Secure enclaves (like Intel SGX, AMD SEV) enable a new stack where user transactions are encrypted until block construction. This allows for:

• Fair Ordering: Transactions are ordered based on objective time, not bid size.
• MEV Resistance: Front-running and sandwich attacks become impossible.
• Prover Networks: Projects like EigenLayer, Espresso Systems, and SUAVE use this to decentralize block building.

Secure enclaves shift value capture from searchers back to users and stakers. This enables:

• MEV-Boost++: Validators can run their own enclave-based builders, capturing more value.
• Protocol-Integrated MEV: DEXs like CowSwap and UniswapX can internalize MEV for better prices.
• Stable Yield: MEV becomes a more predictable, redistributable revenue stream for restaking protocols.
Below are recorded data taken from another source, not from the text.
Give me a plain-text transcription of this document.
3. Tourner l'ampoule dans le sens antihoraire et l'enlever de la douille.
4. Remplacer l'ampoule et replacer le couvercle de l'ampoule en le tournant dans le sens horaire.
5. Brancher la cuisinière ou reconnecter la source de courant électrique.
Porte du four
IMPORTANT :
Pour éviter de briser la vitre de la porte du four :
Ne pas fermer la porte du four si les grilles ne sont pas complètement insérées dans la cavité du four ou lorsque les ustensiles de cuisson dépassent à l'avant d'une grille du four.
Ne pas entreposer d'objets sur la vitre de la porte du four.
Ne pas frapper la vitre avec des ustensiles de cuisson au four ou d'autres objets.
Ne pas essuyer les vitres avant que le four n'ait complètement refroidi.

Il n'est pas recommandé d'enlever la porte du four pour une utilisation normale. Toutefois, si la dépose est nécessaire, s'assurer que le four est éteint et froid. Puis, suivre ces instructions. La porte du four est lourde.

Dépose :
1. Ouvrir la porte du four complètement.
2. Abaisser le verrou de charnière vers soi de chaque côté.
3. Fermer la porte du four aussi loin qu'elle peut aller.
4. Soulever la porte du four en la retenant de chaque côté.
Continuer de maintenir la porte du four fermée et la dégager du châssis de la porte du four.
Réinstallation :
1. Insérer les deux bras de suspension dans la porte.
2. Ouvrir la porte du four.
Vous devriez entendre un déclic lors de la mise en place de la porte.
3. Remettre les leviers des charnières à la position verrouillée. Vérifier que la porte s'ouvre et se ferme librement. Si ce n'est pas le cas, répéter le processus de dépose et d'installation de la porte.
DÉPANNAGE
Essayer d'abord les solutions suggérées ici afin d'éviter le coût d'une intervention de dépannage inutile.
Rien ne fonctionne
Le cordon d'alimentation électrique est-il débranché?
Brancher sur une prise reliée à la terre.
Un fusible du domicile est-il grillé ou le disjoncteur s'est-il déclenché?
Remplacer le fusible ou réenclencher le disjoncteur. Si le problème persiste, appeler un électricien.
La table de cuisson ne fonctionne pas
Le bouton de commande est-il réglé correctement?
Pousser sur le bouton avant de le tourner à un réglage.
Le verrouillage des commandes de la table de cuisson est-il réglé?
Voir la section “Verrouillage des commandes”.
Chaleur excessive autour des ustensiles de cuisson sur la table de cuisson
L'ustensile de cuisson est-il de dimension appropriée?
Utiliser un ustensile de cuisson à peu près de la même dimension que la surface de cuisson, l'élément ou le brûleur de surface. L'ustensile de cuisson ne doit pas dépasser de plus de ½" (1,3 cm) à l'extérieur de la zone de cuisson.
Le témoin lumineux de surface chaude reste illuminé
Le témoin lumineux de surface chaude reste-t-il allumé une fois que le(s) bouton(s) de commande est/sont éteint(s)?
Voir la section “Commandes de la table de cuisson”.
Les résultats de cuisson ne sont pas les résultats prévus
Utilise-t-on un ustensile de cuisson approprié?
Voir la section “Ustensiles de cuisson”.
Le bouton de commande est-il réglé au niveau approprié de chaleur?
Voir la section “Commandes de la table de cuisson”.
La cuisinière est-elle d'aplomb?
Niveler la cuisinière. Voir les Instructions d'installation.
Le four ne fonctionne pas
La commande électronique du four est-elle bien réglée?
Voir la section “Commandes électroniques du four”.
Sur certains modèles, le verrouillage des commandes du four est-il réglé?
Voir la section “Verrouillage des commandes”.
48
Enclaves are the key infrastructure for intent-based architectures, where users specify what they want, not how to do it. This impacts:

• Solver Markets: Projects like Anoma and UniswapX rely on private computation to find optimal execution.
• Cross-Chain UX: Across Protocol and LayerZero's DVNs can use enclaves for secure, fast message verification.
• The End of Gas: Users no longer need to understand gas mechanics or sign complex transactions.

The value accrual shifts from application-layer MEV extraction to the infrastructure enabling its prevention and fair distribution. Focus on:

• Enclave Networks: Platforms providing decentralized attestation and compute (e.g., OAK Network, Phala).
• Restaking Middleware: EigenLayer AVSs that use enclaves for sequencing or proving.
• Privacy-Preserving DEXs: The next generation of AMMs that bake MEV protection into the core protocol.

Secure enclaves introduce new, non-cryptographic trust assumptions. The major risks are:

• Hardware Vendor Risk: Reliance on Intel, AMD, or ARM. A backdoor or bug breaks the system.
• Geopolitical Risk: Enclaves can be region-locked or sanctioned.
• Centralized Attestation: Initial attestation services may be bottlenecks. The long-term solution is decentralized attestation networks.